A court may order the defendant to provide the plaintiff with a complete audit of its accounts with respect to its infringing activities.
The courts generally award expenses to the prevailing party in litigation. However, costs are subject to caps set by regulation and rarely amount to more than 25% of the actual legal fees incurred.
A design owner may also demand that the infringer transfer the infringing goods to it or destroy all of the infringing goods.
As in other civil matters, there is no set timeframe for the resolution of an enforcement action for either registered or unregistered rights. However, while civil litigation in Israel can sometimes be resolved within two years, it usually extends to three to four years, and in extenuating circumstances can even take five years (excluding appeal proceedings).
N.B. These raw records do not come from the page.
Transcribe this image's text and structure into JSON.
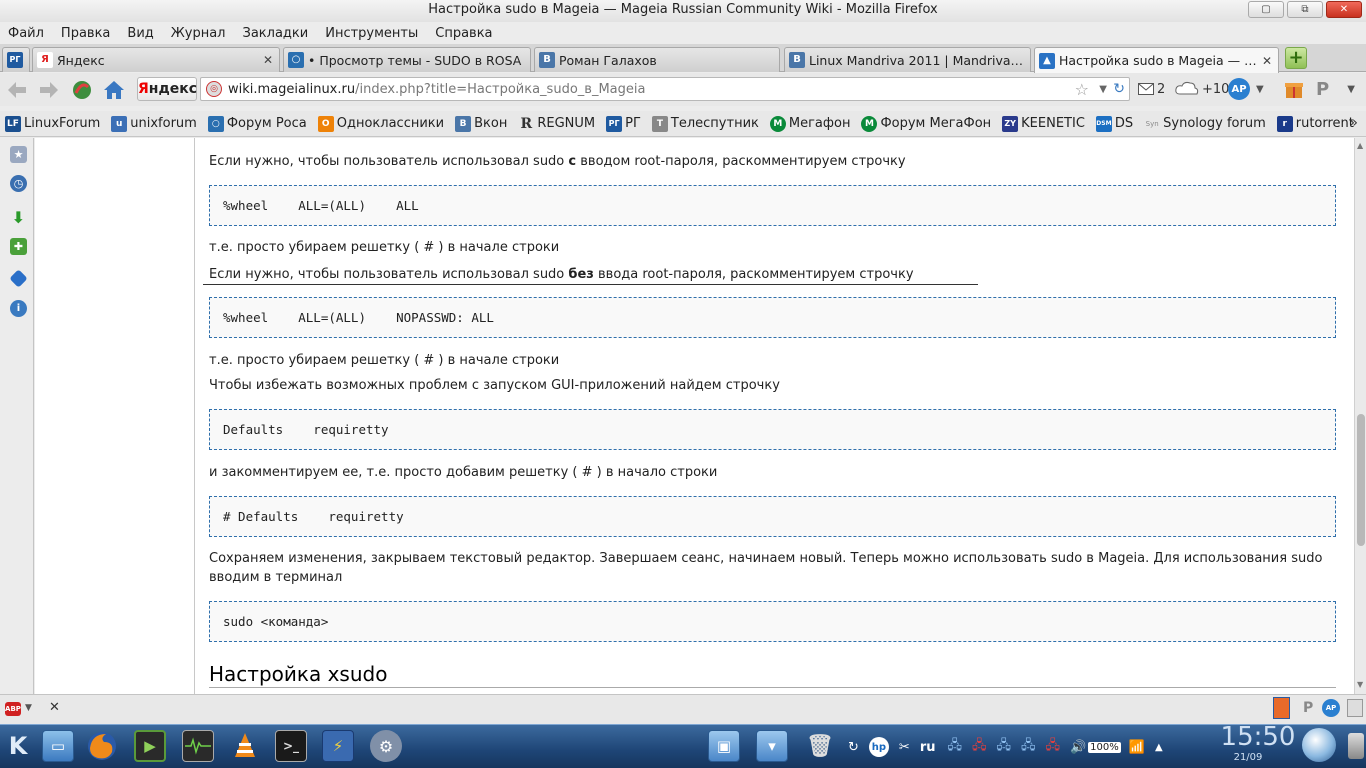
{
  "window": {
    "title": "Настройка sudo в Mageia — Mageia Russian Community Wiki - Mozilla Firefox",
    "btn_min": "▢",
    "btn_restore": "⧉",
    "btn_close": "✕"
  },
  "menu": [
    "Файл",
    "Правка",
    "Вид",
    "Журнал",
    "Закладки",
    "Инструменты",
    "Справка"
  ],
  "tabs": [
    {
      "label": "Яндекс",
      "fav": "Я",
      "color": "#e02020",
      "active": false
    },
    {
      "label": "• Просмотр темы - SUDO в ROSA",
      "fav": "○",
      "color": "#2a6fb0",
      "active": false
    },
    {
      "label": "Роман Галахов",
      "fav": "B",
      "color": "#4a76a8",
      "active": false
    },
    {
      "label": "Linux Mandriva 2011 | Mandriva ...",
      "fav": "B",
      "color": "#4a76a8",
      "active": false
    },
    {
      "label": "Настройка sudo в Mageia — Ma...",
      "fav": "▲",
      "color": "#2a72c4",
      "active": true
    }
  ],
  "first_tab_fav": "РГ",
  "tab_close": "✕",
  "new_tab": "+",
  "nav": {
    "yandex_ya": "Я",
    "yandex_rest": "ндекс",
    "url_host": "wiki.mageialinux.ru",
    "url_rest": "/index.php?title=Настройка_sudo_в_Mageia",
    "mail_count": "2",
    "weather": "+10",
    "ap": "AP",
    "p": "P"
  },
  "bookmarks": [
    {
      "label": "LinuxForum",
      "icon": "LF",
      "color": "#1a4f8f"
    },
    {
      "label": "unixforum",
      "icon": "u",
      "color": "#3b6fb6"
    },
    {
      "label": "Форум Роса",
      "icon": "○",
      "color": "#2a6fb0"
    },
    {
      "label": "Одноклассники",
      "icon": "О",
      "color": "#ee8208"
    },
    {
      "label": "Вкон",
      "icon": "В",
      "color": "#4a76a8"
    },
    {
      "label": "REGNUM",
      "icon": "R",
      "color": "#333333"
    },
    {
      "label": "РГ",
      "icon": "РГ",
      "color": "#1f5aa0"
    },
    {
      "label": "Телеспутник",
      "icon": "Т",
      "color": "#888888"
    },
    {
      "label": "Мегафон",
      "icon": "М",
      "color": "#0a8a3a"
    },
    {
      "label": "Форум МегаФон",
      "icon": "М",
      "color": "#0a8a3a"
    },
    {
      "label": "KEENETIC",
      "icon": "ZY",
      "color": "#2a3a8c"
    },
    {
      "label": "DS",
      "icon": "DSM",
      "color": "#1c6fc2"
    },
    {
      "label": "Synology forum",
      "icon": "Syn",
      "color": "#999999"
    },
    {
      "label": "rutorrent",
      "icon": "r",
      "color": "#1a3a8a"
    }
  ],
  "content": {
    "line1_pre": "Если нужно, чтобы пользователь использовал sudo ",
    "line1_bold": "с",
    "line1_post": " вводом root-пароля, раскомментируем строчку",
    "code1": "%wheel    ALL=(ALL)    ALL",
    "line2": "т.е. просто убираем решетку ( # ) в начале строки",
    "line3_pre": "Если нужно, чтобы пользователь использовал sudo ",
    "line3_bold": "без",
    "line3_post": " ввода root-пароля, раскомментируем строчку",
    "code2": "%wheel    ALL=(ALL)    NOPASSWD: ALL",
    "line4": "т.е. просто убираем решетку ( # ) в начале строки",
    "line5": "Чтобы избежать возможных проблем с запуском GUI-приложений найдем строчку",
    "code3": "Defaults    requiretty",
    "line6": "и закомментируем ее, т.е. просто добавим решетку ( # ) в начало строки",
    "code4": "# Defaults    requiretty",
    "para": "Сохраняем изменения, закрываем текстовый редактор. Завершаем сеанс, начинаем новый. Теперь можно использовать sudo в Mageia. Для использования sudo вводим в терминал",
    "code5": "sudo <команда>",
    "heading": "Настройка xsudo"
  },
  "statusbar": {
    "abp": "ABP",
    "close": "✕"
  },
  "taskbar": {
    "time": "15:50",
    "date": "21/09",
    "lang": "ru",
    "volume": "100%"
  }
}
Ownership changes and rights transfers
Design rights may be assigned, transferred, licensed, subjected to lien or conveyed via any other lawful provision. In order to record an assignment with the Patent Office, an originally signed assignment or a certified copy thereof signed by the assignor is required. If the owner is represented by an agent, a suitable power of attorney on behalf of the assignee is required.
In order to record a licensee, an original or certified copy of the licence agreement is required for filing. An original power of attorney signed by the licensee is also required for filing.
There may be some overlap between design rights and trademark rights with respect to three-dimensional (3D) trademarks filed for actual products or their packaging.
Generally, a product or its packaging is protected by design law and/or patent law, depending on the type of protection sought. However, if certain criteria are fulfilled, 3D marks may be accepted for registration and subsequently protected under trademark law.
The 2003 Supreme Court ruling in August Storck KG v Alfa Intuit Food Products Ltd, which dealt with 3D trademarks, comprehensively addressed the issue of whether 3D images should be protected under trademark law, as opposed to design or patent law. The ruling distinguished:
- 3D trademarks that function merely as trademarks in commerce;
- 3D trademarks that depict the actual product; and
- 3D trademarks that depict the packaging of a product.
The decision set down specific criteria that would allow for the registration of each version as a 3D trademark, including use as a trademark, establishment of secondary meaning, lack of aesthetic/functional character and unique nature.
However, even if these criteria are met, there is no guarantee that the registrar will allow the registration of a 3D trademark and additional concerns may be taken into consideration. Each case is different and is reviewed on its own merits, since the registration of such marks affords, on the fulfilment of certain requirements, unlimited protection and a monopoly which may affect future market competition.
In a registrar’s decision dealing with a trademark application for a 3D image of the CROCS product for shoes, the registrar agreed to allow registration, concluding that the mark had acquired distinctive character and lacked functional purpose.
However, such an application can be granted only in unique circumstances. Many other 3D applications for packaging, including the Head & Shoulders shampoo bottle, have been refused.